Corporate executives have been updating investors this month on the impact of rising prices on their businesses during the third quarter.

American Airlines management noted inflationary pressure in jet fuel prices and staff wages on its earnings call Thursday morning.

West Texas Intermediate, the US oil benchmark, notched its highest price in seven years this month. Energy costs are a large input into most market measures of inflation.

“These longer-term inflation expectations are suggesting that a rise in commodity prices may have a more durable impact on inflation,” said Subadra Rajappa, head of US rates strategy at Société Générale.

Rising fuel prices also cut into railroad operator Union Pacific’s margins, alongside logjams at ports leading the company to warn that it now expects shipping volumes to grow at a slower rate this year compared to earlier forecasts.

Mark Schneider, chief executive of foodmaker Nestlé, on Wednesday warned the pressure from rising inflation had “not improved” since he raised the issue on the company’s first-quarter earnings call in April. “Input costs are rising faster than we can roll forward through pricing,” he said.

The Federal Reserve has become more outspoken that it will not let inflation get out of hand, with the central bank preparing to tighten monetary policy by tapering its $120bn a month of bond purchases.

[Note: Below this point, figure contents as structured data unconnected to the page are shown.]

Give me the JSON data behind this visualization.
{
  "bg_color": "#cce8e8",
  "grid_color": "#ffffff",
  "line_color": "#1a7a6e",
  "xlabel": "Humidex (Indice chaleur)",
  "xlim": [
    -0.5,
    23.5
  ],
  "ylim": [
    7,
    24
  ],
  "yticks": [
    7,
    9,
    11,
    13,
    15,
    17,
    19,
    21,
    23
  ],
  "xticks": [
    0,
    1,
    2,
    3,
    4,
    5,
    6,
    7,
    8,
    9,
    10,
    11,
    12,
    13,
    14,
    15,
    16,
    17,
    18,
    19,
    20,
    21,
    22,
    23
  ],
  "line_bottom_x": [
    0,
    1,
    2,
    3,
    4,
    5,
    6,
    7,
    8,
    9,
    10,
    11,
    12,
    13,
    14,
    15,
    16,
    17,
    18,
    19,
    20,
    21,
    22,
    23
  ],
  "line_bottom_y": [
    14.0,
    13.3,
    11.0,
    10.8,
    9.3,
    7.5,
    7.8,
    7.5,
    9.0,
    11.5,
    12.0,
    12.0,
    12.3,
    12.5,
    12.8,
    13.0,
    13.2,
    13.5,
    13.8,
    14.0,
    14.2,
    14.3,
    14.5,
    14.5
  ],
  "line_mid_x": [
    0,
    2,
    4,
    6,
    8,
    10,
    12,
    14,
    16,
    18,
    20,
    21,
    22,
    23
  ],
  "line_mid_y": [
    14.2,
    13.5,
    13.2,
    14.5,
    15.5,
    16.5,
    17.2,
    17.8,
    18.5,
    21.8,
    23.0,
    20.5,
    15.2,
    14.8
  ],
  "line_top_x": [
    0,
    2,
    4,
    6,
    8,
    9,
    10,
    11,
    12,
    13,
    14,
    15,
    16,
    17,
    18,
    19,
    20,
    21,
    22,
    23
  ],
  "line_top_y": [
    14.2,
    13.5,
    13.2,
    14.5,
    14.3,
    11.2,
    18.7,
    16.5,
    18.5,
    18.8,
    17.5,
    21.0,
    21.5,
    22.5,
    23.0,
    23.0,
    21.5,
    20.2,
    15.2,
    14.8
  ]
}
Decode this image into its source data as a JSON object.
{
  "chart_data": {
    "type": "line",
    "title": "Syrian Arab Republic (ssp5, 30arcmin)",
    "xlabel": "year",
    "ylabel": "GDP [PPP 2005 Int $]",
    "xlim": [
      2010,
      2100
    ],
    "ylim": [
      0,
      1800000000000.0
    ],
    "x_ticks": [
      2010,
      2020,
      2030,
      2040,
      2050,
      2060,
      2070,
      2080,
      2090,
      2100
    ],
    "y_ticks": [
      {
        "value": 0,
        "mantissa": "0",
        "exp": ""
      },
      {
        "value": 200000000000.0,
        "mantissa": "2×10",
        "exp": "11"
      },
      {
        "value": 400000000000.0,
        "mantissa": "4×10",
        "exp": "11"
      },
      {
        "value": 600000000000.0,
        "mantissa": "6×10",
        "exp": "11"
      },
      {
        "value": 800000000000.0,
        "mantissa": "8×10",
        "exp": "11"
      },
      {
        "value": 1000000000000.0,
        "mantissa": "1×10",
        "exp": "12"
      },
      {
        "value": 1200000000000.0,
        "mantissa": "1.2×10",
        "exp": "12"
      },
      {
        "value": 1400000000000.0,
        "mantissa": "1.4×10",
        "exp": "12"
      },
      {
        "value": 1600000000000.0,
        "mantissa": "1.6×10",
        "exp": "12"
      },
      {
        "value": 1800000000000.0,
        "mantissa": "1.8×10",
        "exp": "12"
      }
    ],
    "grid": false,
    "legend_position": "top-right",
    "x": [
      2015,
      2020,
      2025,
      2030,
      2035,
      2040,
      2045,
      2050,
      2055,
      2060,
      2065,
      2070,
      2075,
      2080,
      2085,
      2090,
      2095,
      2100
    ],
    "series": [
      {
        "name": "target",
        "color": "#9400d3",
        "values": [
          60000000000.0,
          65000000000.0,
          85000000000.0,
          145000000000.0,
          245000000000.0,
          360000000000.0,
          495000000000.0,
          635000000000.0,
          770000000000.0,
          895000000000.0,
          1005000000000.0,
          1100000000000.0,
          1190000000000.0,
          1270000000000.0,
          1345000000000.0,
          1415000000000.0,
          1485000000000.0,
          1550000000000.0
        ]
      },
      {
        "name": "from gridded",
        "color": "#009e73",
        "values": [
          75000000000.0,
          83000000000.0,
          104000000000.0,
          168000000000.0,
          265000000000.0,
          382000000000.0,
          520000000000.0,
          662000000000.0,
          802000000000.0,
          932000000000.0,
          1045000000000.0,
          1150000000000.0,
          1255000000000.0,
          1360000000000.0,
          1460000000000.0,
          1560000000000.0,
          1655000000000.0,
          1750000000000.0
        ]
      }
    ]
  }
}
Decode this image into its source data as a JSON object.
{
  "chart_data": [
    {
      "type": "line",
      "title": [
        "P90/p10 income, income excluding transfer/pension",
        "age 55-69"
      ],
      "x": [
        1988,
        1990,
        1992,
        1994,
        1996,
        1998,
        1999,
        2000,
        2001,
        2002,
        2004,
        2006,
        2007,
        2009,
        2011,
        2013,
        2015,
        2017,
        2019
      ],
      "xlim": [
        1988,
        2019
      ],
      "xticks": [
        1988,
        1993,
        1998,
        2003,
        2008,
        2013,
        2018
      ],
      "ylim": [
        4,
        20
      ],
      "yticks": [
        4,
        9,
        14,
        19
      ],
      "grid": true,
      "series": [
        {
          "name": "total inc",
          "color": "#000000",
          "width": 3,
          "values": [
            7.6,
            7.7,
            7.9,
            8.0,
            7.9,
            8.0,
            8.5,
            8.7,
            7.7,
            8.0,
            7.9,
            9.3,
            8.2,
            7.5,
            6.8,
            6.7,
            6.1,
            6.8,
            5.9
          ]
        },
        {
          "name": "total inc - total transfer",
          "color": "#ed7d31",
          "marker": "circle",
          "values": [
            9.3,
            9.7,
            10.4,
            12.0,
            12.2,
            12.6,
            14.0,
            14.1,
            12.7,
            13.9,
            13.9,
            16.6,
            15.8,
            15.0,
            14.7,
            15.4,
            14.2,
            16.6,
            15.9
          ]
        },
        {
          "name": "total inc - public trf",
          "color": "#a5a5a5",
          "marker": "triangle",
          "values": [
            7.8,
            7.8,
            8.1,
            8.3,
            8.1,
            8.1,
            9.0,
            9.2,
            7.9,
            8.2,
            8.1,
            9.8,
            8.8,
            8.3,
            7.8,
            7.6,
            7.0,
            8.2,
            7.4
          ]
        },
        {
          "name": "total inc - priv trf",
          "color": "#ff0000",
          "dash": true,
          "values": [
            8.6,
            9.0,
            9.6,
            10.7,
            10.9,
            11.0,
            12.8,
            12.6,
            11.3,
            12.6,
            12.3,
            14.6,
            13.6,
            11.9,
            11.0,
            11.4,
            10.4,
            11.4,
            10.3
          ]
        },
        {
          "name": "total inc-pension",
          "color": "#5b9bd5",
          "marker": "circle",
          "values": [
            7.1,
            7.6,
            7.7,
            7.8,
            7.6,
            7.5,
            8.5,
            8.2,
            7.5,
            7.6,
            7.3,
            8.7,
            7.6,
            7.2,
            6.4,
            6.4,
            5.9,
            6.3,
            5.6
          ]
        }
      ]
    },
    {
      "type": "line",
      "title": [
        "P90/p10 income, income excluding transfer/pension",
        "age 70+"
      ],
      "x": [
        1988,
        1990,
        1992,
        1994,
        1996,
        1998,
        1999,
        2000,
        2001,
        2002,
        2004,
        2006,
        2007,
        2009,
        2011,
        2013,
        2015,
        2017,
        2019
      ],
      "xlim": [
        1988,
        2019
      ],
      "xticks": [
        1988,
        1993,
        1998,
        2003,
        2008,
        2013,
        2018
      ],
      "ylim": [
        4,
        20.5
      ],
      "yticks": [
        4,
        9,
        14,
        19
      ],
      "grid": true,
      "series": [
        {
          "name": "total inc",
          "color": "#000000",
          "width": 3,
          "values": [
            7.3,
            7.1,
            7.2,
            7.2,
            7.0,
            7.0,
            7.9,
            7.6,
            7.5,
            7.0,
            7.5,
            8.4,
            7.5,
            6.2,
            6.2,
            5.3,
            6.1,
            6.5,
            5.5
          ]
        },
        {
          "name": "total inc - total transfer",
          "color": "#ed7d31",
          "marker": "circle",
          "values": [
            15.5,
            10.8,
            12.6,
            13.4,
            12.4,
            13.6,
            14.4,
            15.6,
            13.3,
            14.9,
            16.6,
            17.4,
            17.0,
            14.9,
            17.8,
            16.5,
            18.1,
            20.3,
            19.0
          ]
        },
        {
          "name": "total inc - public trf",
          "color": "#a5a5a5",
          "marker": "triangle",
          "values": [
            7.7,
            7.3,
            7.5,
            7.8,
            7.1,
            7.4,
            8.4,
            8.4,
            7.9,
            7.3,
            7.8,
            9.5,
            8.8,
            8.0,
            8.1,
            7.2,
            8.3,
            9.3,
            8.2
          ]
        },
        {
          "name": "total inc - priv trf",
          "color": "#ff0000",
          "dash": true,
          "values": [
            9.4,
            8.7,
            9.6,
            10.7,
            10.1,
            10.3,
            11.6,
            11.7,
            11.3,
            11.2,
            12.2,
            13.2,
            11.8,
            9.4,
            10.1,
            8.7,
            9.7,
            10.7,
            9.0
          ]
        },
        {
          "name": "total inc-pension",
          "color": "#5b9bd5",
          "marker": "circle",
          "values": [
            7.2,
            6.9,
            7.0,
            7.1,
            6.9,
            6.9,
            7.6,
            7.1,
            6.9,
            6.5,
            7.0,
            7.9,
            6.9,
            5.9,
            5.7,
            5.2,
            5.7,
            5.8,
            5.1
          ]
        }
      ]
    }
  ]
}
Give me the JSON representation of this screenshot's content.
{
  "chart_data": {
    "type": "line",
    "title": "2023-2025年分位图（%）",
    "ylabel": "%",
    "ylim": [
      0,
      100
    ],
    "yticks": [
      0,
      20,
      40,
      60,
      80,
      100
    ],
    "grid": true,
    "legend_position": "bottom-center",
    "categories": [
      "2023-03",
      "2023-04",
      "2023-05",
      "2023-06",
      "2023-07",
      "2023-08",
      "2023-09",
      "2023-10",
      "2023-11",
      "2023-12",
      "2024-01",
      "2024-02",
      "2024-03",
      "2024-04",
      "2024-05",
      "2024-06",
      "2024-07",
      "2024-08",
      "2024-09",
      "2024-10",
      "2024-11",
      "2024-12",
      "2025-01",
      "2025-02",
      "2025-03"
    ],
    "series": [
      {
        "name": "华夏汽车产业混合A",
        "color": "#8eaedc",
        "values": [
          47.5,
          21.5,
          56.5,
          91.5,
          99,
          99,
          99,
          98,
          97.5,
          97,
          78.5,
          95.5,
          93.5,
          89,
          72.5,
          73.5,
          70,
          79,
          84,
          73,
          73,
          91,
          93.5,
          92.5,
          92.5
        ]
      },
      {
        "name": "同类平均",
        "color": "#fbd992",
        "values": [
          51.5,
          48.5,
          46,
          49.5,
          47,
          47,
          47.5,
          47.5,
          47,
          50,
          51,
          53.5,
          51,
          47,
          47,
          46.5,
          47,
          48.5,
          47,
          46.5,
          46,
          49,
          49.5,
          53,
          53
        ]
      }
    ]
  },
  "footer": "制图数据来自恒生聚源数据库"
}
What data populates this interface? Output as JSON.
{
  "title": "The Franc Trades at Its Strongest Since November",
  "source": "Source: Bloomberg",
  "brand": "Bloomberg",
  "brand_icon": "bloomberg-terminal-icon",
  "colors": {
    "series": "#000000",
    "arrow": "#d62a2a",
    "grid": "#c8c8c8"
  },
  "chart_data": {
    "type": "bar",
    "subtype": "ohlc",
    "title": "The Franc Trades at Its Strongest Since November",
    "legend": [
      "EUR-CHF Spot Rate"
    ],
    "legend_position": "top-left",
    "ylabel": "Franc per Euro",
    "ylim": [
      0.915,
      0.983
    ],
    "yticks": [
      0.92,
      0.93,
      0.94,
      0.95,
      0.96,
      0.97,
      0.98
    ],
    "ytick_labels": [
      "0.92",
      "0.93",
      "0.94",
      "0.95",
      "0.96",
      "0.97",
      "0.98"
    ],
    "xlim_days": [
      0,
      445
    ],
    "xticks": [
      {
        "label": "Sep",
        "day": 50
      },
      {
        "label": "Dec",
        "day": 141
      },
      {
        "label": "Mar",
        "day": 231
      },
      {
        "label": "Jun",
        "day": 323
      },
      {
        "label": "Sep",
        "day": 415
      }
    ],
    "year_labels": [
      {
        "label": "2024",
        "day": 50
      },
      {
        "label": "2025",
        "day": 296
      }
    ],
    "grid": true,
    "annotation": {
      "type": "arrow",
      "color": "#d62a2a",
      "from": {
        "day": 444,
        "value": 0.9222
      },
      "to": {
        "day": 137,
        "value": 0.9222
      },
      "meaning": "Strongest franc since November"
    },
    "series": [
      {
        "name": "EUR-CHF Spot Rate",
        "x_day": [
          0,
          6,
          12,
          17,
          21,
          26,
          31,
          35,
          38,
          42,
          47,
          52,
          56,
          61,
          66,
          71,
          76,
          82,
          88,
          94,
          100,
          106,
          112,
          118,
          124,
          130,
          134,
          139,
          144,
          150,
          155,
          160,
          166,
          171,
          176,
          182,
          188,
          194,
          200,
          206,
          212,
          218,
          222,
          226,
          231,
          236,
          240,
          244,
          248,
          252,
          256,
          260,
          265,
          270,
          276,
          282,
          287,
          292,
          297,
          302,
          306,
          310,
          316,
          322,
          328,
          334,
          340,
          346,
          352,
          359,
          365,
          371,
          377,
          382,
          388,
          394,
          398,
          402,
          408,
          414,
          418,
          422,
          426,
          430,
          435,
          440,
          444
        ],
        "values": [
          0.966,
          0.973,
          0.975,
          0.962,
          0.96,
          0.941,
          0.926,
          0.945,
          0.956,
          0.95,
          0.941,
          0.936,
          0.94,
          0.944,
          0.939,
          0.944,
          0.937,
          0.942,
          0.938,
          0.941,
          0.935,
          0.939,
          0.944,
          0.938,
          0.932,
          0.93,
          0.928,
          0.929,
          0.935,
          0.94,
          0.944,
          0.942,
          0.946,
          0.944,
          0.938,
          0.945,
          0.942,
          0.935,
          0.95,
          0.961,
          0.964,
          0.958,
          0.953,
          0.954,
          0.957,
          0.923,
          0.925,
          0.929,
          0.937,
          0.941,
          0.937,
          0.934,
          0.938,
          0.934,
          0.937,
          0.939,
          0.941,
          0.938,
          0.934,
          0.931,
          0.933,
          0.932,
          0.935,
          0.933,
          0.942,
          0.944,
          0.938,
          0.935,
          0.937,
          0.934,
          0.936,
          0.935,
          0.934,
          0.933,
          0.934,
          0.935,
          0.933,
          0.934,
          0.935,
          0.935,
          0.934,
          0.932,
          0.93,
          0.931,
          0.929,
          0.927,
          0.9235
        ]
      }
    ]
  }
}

Officials forecast increases to interest rates may be necessary as soon as next year.

Nonetheless, some investors are growing increasingly sceptical of the Fed’s commitment to combating rising inflation for fear of putting the brakes on the economic recovery, especially stemming from rising commodity prices. “It’s not the type of inflation that the Fed has historically been willing to adjust monetary policy to counteract,” said Lyngen.

In a recent letter to investors seen by the Financial Times, hedge fund manager David Einhorn’s Greenlight Capital said Fed chair Jay Powell “hasn’t lifted a finger to fight inflation”, adding, “inflation is here and it appears poised to worsen”.